PhosFox

PhosFox performs a peptide-level protein post-translational modification (PTM) comparison between case and control settings. It detects which peptides have been uniquely modified (for example, uniquely phosphorylated) in case and control samples, and writes the differences into HTML-formatted report files. Peptides and proteins can be also written into separate files for further analyses. Both qualitative and quantitative data sets can be analyzed. Peptide lists originating from different search engines can be also compared.

If you are not familiar with the concepts and the process, please read Söderholm et al. first.

This README file describes the software requirements and installation instructions.

Requirements

To run PhosFox, you need the following software and inputs:

Installation

If you have a working Perl, download and extract the distribution package (tar.gz, zip). All the required Perl modules are included in the package. After extraction, you should be able to run PhosFox simply by typing

phosfox job-file.json

where job-file.json is the job file that specifies the input files and parameters for the analysis. See the user manual for details. The distribution includes a job file template job.json, which you can modify to suit your case.
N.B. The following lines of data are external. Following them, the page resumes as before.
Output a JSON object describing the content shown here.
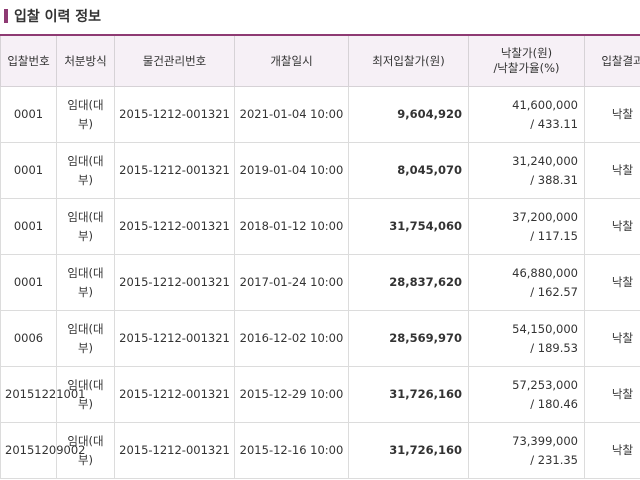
{
  "section": {
    "title": "입찰 이력 정보"
  },
  "table": {
    "headers": {
      "bid_no": "입찰번호",
      "disposal": "처분방식",
      "item_no": "물건관리번호",
      "open_date": "개찰일시",
      "min_price": "최저입찰가(원)",
      "win_price_line1": "낙찰가(원)",
      "win_price_line2": "/낙찰가율(%)",
      "result": "입찰결과"
    },
    "rows": [
      {
        "bid_no": "0001",
        "disposal": "임대(대부)",
        "item_no": "2015-1212-001321",
        "open_date": "2021-01-04 10:00",
        "min_price": "9,604,920",
        "win_price": "41,600,000",
        "win_rate": "/ 433.11",
        "result": "낙찰"
      },
      {
        "bid_no": "0001",
        "disposal": "임대(대부)",
        "item_no": "2015-1212-001321",
        "open_date": "2019-01-04 10:00",
        "min_price": "8,045,070",
        "win_price": "31,240,000",
        "win_rate": "/ 388.31",
        "result": "낙찰"
      },
      {
        "bid_no": "0001",
        "disposal": "임대(대부)",
        "item_no": "2015-1212-001321",
        "open_date": "2018-01-12 10:00",
        "min_price": "31,754,060",
        "win_price": "37,200,000",
        "win_rate": "/ 117.15",
        "result": "낙찰"
      },
      {
        "bid_no": "0001",
        "disposal": "임대(대부)",
        "item_no": "2015-1212-001321",
        "open_date": "2017-01-24 10:00",
        "min_price": "28,837,620",
        "win_price": "46,880,000",
        "win_rate": "/ 162.57",
        "result": "낙찰"
      },
      {
        "bid_no": "0006",
        "disposal": "임대(대부)",
        "item_no": "2015-1212-001321",
        "open_date": "2016-12-02 10:00",
        "min_price": "28,569,970",
        "win_price": "54,150,000",
        "win_rate": "/ 189.53",
        "result": "낙찰"
      },
      {
        "bid_no": "20151221001",
        "disposal": "임대(대부)",
        "item_no": "2015-1212-001321",
        "open_date": "2015-12-29 10:00",
        "min_price": "31,726,160",
        "win_price": "57,253,000",
        "win_rate": "/ 180.46",
        "result": "낙찰"
      },
      {
        "bid_no": "20151209002",
        "disposal": "임대(대부)",
        "item_no": "2015-1212-001321",
        "open_date": "2015-12-16 10:00",
        "min_price": "31,726,160",
        "win_price": "73,399,000",
        "win_rate": "/ 231.35",
        "result": "낙찰"
      }
    ]
  }
}
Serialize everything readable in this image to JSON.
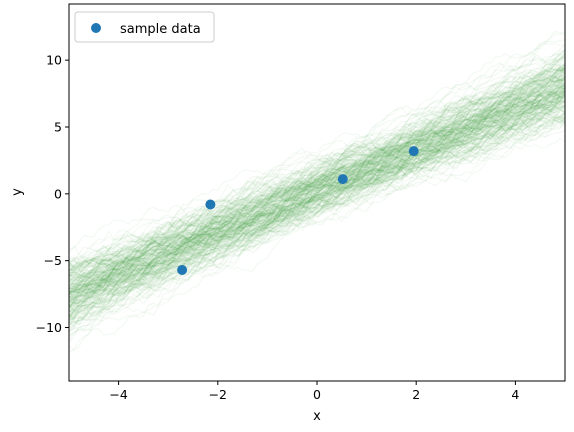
{
  "chart_data": {
    "type": "scatter",
    "title": "",
    "xlabel": "x",
    "ylabel": "y",
    "xlim": [
      -5,
      5
    ],
    "ylim": [
      -14,
      14.2
    ],
    "xticks": [
      -4,
      -2,
      0,
      2,
      4
    ],
    "yticks": [
      -10,
      -5,
      0,
      5,
      10
    ],
    "xtick_labels": [
      "−4",
      "−2",
      "0",
      "2",
      "4"
    ],
    "ytick_labels": [
      "−10",
      "−5",
      "0",
      "5",
      "10"
    ],
    "grid": false,
    "legend": {
      "position": "top-left",
      "entries": [
        "sample data"
      ]
    },
    "series": [
      {
        "name": "sample data",
        "color": "#1f77b4",
        "x": [
          -2.72,
          -2.15,
          0.52,
          1.95
        ],
        "y": [
          -5.7,
          -0.8,
          1.1,
          3.2
        ]
      }
    ],
    "band": {
      "description_color": "#2ca02c",
      "center_intercept": 0.2,
      "center_slope": 1.55,
      "spread": 2.0
    }
  }
}
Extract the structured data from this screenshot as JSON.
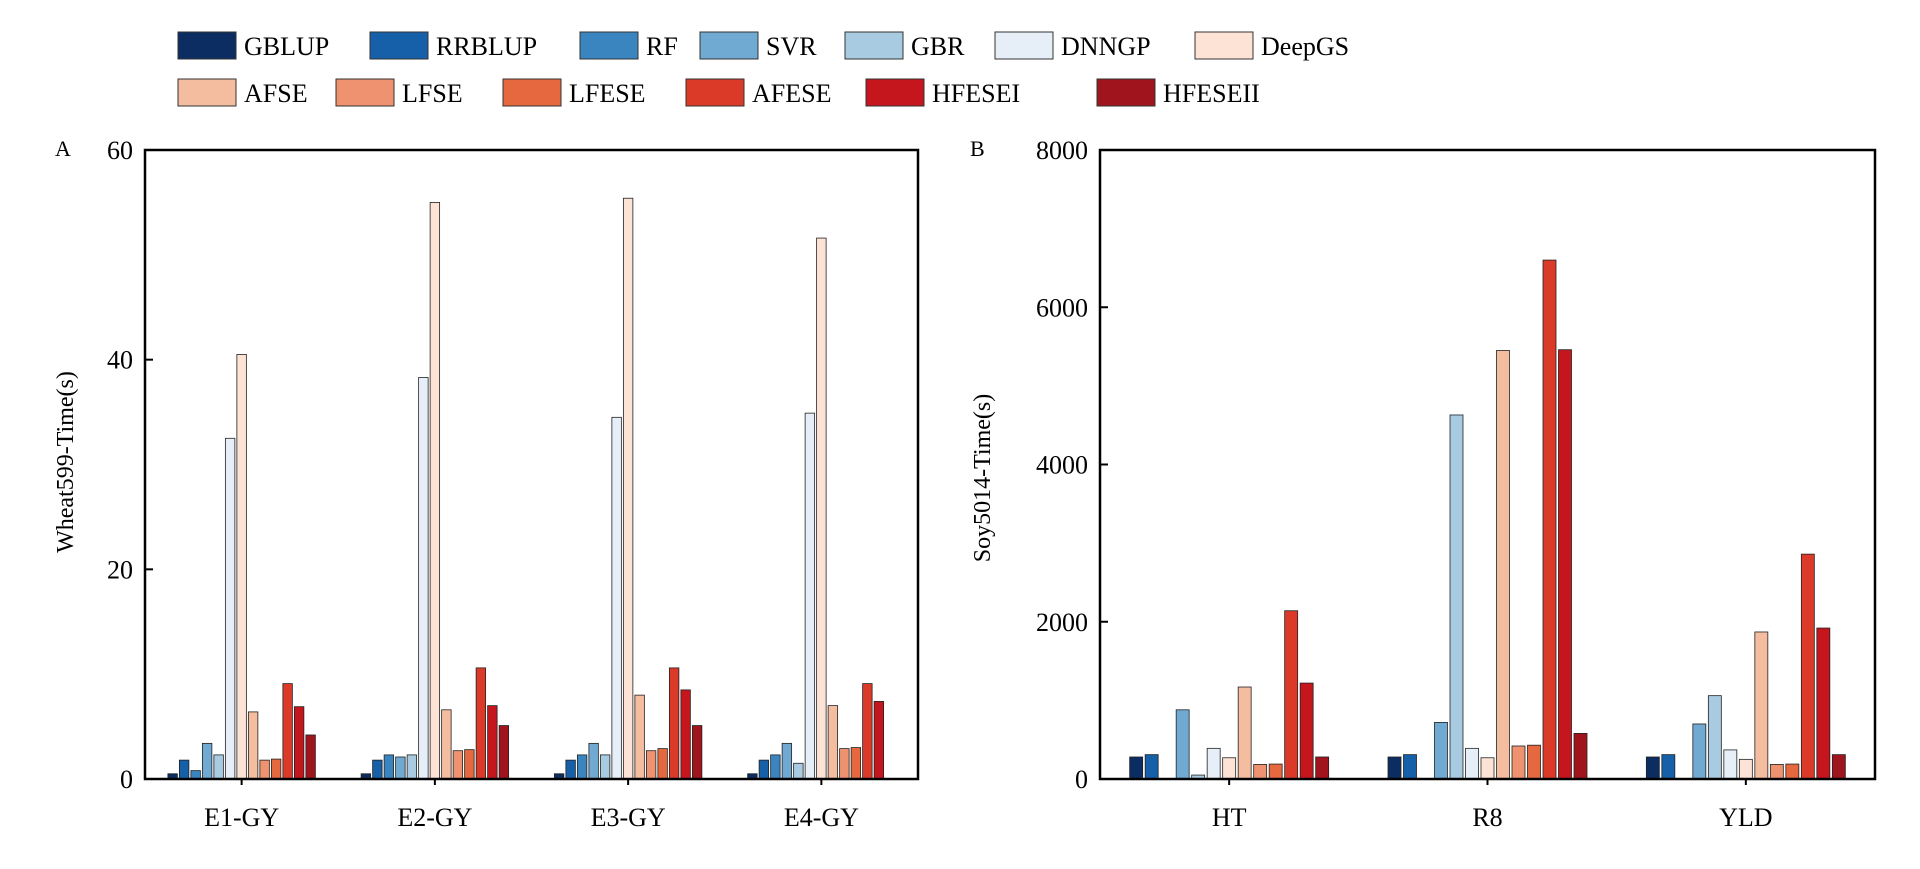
{
  "legend": {
    "row1": [
      "GBLUP",
      "RRBLUP",
      "RF",
      "SVR",
      "GBR",
      "DNNGP",
      "DeepGS"
    ],
    "row2": [
      "AFSE",
      "LFSE",
      "LFESE",
      "AFESE",
      "HFESEI",
      "HFESEII"
    ]
  },
  "series_colors": {
    "GBLUP": "#0b2d62",
    "RRBLUP": "#1560a8",
    "RF": "#3a84bf",
    "SVR": "#70a9d2",
    "GBR": "#a8cbe2",
    "DNNGP": "#e6eff8",
    "DeepGS": "#fde3d5",
    "AFSE": "#f5bda0",
    "LFSE": "#ef926f",
    "LFESE": "#e6683f",
    "AFESE": "#dc3a28",
    "HFESEI": "#c5161e",
    "HFESEII": "#a0141d"
  },
  "chart_data": [
    {
      "panel_label": "A",
      "type": "bar",
      "ylabel": "Wheat599-Time(s)",
      "xlabel": "",
      "ylim": [
        0,
        60
      ],
      "yticks": [
        0,
        20,
        40,
        60
      ],
      "categories": [
        "E1-GY",
        "E2-GY",
        "E3-GY",
        "E4-GY"
      ],
      "series": [
        {
          "name": "GBLUP",
          "values": [
            0.5,
            0.5,
            0.5,
            0.5
          ]
        },
        {
          "name": "RRBLUP",
          "values": [
            1.8,
            1.8,
            1.8,
            1.8
          ]
        },
        {
          "name": "RF",
          "values": [
            0.8,
            2.3,
            2.3,
            2.3
          ]
        },
        {
          "name": "SVR",
          "values": [
            3.4,
            2.1,
            3.4,
            3.4
          ]
        },
        {
          "name": "GBR",
          "values": [
            2.3,
            2.3,
            2.3,
            1.5
          ]
        },
        {
          "name": "DNNGP",
          "values": [
            32.5,
            38.3,
            34.5,
            34.9
          ]
        },
        {
          "name": "DeepGS",
          "values": [
            40.5,
            55.0,
            55.4,
            51.6
          ]
        },
        {
          "name": "AFSE",
          "values": [
            6.4,
            6.6,
            8.0,
            7.0
          ]
        },
        {
          "name": "LFSE",
          "values": [
            1.8,
            2.7,
            2.7,
            2.9
          ]
        },
        {
          "name": "LFESE",
          "values": [
            1.9,
            2.8,
            2.9,
            3.0
          ]
        },
        {
          "name": "AFESE",
          "values": [
            9.1,
            10.6,
            10.6,
            9.1
          ]
        },
        {
          "name": "HFESEI",
          "values": [
            6.9,
            7.0,
            8.5,
            7.4
          ]
        },
        {
          "name": "HFESEII",
          "values": [
            4.2,
            5.1,
            5.1,
            0
          ]
        }
      ]
    },
    {
      "panel_label": "B",
      "type": "bar",
      "ylabel": "Soy5014-Time(s)",
      "xlabel": "",
      "ylim": [
        0,
        8000
      ],
      "yticks": [
        0,
        2000,
        4000,
        6000,
        8000
      ],
      "categories": [
        "HT",
        "R8",
        "YLD"
      ],
      "series": [
        {
          "name": "GBLUP",
          "values": [
            280,
            280,
            280
          ]
        },
        {
          "name": "RRBLUP",
          "values": [
            310,
            310,
            310
          ]
        },
        {
          "name": "RF",
          "values": [
            0,
            0,
            0
          ]
        },
        {
          "name": "SVR",
          "values": [
            880,
            720,
            700
          ]
        },
        {
          "name": "GBR",
          "values": [
            50,
            4630,
            1060
          ]
        },
        {
          "name": "DNNGP",
          "values": [
            390,
            390,
            370
          ]
        },
        {
          "name": "DeepGS",
          "values": [
            270,
            270,
            250
          ]
        },
        {
          "name": "AFSE",
          "values": [
            1170,
            5450,
            1870
          ]
        },
        {
          "name": "LFSE",
          "values": [
            185,
            420,
            185
          ]
        },
        {
          "name": "LFESE",
          "values": [
            190,
            430,
            190
          ]
        },
        {
          "name": "AFESE",
          "values": [
            2140,
            6600,
            2860
          ]
        },
        {
          "name": "HFESEI",
          "values": [
            1220,
            5460,
            1920
          ]
        },
        {
          "name": "HFESEII",
          "values": [
            280,
            580,
            310
          ]
        }
      ]
    }
  ]
}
For Windows platforms we have compiled a binary executable phosfox.exe. It should work in both 32-bit and 64-bit Windows. The executable is stand-alone: no separate Perl environment nor any extra libraries are needed.

In Unix, you may want to install PhosFox system-wide. The following steps should be enough:

  1. Move phosfox into an appropriate binary directory, such as /usr/local/bin.

  2. Ensure that the system Perl has Object::Tiny, JSON, and Text::CSV modules installed. They are available in CPAN.

  3. Move the FIMM and PhosFox modules (in lib directory) to some directory in the Perl library path. Typically /usr/local/lib/site_perl/ is one such directory.

Post-translational modification databases

PhosFox can optionally detect novel acetylations and phosphorylations. To use this feature, you have to separately download and install database files. See DATABASES.md for instructions.

Mercurial repository

If you want to track the latest developments, you can clone the source code repository using Mercurial. See https://bitbucket.org/phintsan/phosfox/src. You will additionally need to clone FIMM module repository from https://bitbucket.org/phintsan/fimm.

User manual

The user manual is available in HTML and PDF formats. The same files are included in the distribution package. After installation, typing perldoc phosfox should also display the user manual.

Copyright

Copyright 2013, 2014 Petteri Hintsanen petterih@iki.fi

This program is free software; you may redistribute it and/or modify it under the same terms as Perl itself.